Понимать изначально имело один-единственный смысл – уметь повторить. Так создается племя».
Герой физически ощущает витальную силу самой земли, на которой стоит его новый дом, – и здесь в образе сухого краснозема, перемешанного с мусором, как бы вообще нет метафизики: «Там, где сбегала на землю вода, посадил… росток, выросший из семени соседского дерева. Корешок его был чуть больше моей ладони, и за три года выросло дерево, не знаю даже его названия, без плодов, с мелкими зелеными цветами, – в тени его уже полностью помещался «мицубиси» Дашки. Зелень перла так неистово, что я, придавая кроне форму, едва успевал отрезать лишние ветки. На севере садовод помогает слабым росткам, здесь он борется со слишком сильными. Мне приходилось бороться с избытком».
И вот эта ежедневная работа («если с утра не повожусь с землей и деревьями, весь день чего-то не хватает») тоже то, из чего создается племя.
Удивительно, как естественно в картинах современной, урбанистической, средиземноморской страны, с ее мешаниной языков и менталитетов, проступает почти библейское, первоосновное – соединение человека с самим собой, с землей, с работой, с судьбой. Эпосом звучит в романе уже просто перечисление соседей по улице: кровельщик Хагай, строитель-подрядчик Яков, старик Игаль, торгующий яйцами со своей домашней птицефермы, портниха Мирра…

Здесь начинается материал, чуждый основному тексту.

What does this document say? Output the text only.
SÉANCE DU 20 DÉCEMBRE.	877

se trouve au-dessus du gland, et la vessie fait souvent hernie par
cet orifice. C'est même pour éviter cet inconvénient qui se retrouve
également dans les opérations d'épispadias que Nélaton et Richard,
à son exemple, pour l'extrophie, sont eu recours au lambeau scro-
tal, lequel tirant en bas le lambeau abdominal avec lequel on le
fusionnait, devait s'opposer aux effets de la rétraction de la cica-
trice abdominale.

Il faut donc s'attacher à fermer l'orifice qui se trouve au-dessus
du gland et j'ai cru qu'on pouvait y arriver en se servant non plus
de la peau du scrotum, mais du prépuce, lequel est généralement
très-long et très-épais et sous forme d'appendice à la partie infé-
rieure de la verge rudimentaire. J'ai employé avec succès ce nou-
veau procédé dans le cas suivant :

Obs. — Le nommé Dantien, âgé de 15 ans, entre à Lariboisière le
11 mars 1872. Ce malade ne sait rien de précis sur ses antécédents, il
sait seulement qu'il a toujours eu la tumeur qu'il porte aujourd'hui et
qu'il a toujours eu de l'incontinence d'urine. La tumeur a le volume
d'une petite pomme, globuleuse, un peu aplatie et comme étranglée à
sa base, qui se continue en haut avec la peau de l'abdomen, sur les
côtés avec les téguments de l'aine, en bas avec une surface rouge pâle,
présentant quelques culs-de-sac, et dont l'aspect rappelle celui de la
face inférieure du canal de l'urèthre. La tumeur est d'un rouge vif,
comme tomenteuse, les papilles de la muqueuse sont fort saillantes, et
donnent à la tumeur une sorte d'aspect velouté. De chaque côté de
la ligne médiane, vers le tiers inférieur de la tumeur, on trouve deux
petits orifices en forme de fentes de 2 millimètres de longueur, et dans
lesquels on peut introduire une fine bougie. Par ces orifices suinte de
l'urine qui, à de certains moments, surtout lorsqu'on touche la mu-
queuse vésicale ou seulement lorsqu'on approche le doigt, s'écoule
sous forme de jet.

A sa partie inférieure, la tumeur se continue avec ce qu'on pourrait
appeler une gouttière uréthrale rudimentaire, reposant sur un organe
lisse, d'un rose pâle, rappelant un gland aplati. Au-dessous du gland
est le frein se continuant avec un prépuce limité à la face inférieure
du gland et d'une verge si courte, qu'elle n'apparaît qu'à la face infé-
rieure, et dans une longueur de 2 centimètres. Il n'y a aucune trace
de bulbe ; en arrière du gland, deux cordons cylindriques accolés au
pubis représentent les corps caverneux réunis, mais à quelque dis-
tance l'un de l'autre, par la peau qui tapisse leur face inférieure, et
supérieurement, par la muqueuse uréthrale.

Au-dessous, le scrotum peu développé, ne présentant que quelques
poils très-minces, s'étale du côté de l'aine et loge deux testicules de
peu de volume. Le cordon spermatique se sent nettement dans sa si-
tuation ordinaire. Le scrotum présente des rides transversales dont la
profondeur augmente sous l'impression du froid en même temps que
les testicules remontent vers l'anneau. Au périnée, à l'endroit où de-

Вот «мiр», которому противостоит война (война, а не сами по себе арабы, которые в романе тоже часть этого мира). И мiр этот состоит из самых обычных, подобных герою романа, израильтян – каменщиков и плотников, портных и менеджеров, математиков, писателей, мятущихся в поисках работы и ссуд, – заходящихся от страха за близких, которые могли оказаться как раз на той площади или в том ресторане, где произошел очередной взрыв. Нет в них ничего героического. Но этот мiр – они, и существует он только благодаря им. Действие романа начинается на бульваре возле торгового центра «Каньон-а-Шарон», за несколько минут до взрыва, который тогда пощадил героя, сидящего с внуком в Макдональдсе, и завершается повествование романа там же: герой ведет внука через бульвар все к тому же Макдональдсу. Герой далек от того, чтобы воспринимать совершаемое им как жест знаковый, – он просто ведет внука после школы угостить мороженным, но, собственно, вот этот чисто человеческий жест «просто жизни» и есть то, что может он противопоставить войне.